Two numerical schemes are proposed and investigated for the Yang--Mills equations, which can be seen as a nonlinear generalisation of the Maxwell equations set on Lie algebra-valued functions, with similarities to certain formulations of General Relativity. Both schemes are built on the Discrete de Rham (DDR) method, and inherit from its main features: an arbitrary order of accuracy, and applicability to generic polyhedral meshes. They make use of the complex property of the DDR, together with a Lagrange-multiplier approach, to preserve, at the discrete level, a nonlinear constraint associated with the Yang--Mills equations. We also show that the schemes satisfy a discrete energy dissipation (the dissipation coming solely from the implicit time stepping). Issues around the practical implementations of the schemes are discussed; in particular, the assembly of the local contributions in a way that minimises the price we pay in dealing with nonlinear terms, in conjunction with the tensorisation coming from the Lie algebra.
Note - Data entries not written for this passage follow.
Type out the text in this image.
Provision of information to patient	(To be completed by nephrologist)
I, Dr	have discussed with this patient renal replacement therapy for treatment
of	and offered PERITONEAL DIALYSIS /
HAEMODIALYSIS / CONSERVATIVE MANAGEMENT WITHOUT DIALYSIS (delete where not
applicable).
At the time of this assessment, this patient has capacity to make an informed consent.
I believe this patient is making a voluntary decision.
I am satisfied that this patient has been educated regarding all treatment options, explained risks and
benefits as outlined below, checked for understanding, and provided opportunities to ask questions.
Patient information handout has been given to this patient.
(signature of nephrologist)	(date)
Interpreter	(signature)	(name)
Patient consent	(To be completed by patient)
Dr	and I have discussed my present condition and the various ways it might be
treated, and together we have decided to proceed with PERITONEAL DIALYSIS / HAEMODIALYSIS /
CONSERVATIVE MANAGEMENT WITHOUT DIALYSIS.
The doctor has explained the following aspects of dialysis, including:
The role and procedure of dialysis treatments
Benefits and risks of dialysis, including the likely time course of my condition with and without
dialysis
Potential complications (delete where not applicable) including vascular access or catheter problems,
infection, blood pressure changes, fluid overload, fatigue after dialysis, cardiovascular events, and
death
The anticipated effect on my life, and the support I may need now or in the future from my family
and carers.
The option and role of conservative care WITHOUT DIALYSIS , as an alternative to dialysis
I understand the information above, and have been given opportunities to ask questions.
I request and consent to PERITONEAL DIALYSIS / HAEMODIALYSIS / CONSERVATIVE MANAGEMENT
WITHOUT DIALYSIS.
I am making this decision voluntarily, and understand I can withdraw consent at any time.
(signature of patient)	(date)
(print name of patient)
Numerical tests are provided using a manufactured solution, and show that both schemes display a convergence in $L^2$-norm of the potential and electrical fields in $\mathcal O(h^{k+1})$ (provided that the time step is of that order), where $k$ is the polynomial degree chosen for the DDR complex. We also numerically demonstrate the preservation of the constraint.

翻译：本文针对杨-米尔斯方程提出并研究了两种数值格式。该方程可视为麦克斯韦方程组的非线性推广，其定义在李代数值函数上，与广义相对论的某些表述具有相似性。两种格式均建立在离散德拉姆（DDR）方法基础上，继承了该方法的核心特征：可达到任意阶精度，且适用于通用多面体网格。通过结合DDR复形特性与拉格朗日乘子法，两种格式在离散层面保持了与杨-米尔斯方程相关的非线性约束条件。研究同时证明，格式满足离散能量耗散特性（耗散仅来源于隐式时间离散）。文中探讨了格式实际实施的相关问题，特别是局部贡献的集成方式——该方法在应对李代数张量化带来的非线性项时能最小化计算代价。通过构造解析解进行数值实验，结果表明：当时间步长精度匹配时，两种格式在势场和电场的$L^2$范数下均呈现$\mathcal O(h^{k+1})$阶收敛（其中$k$为DDR复形选取的多项式次数）。数值实验同时验证了约束条件的保持性。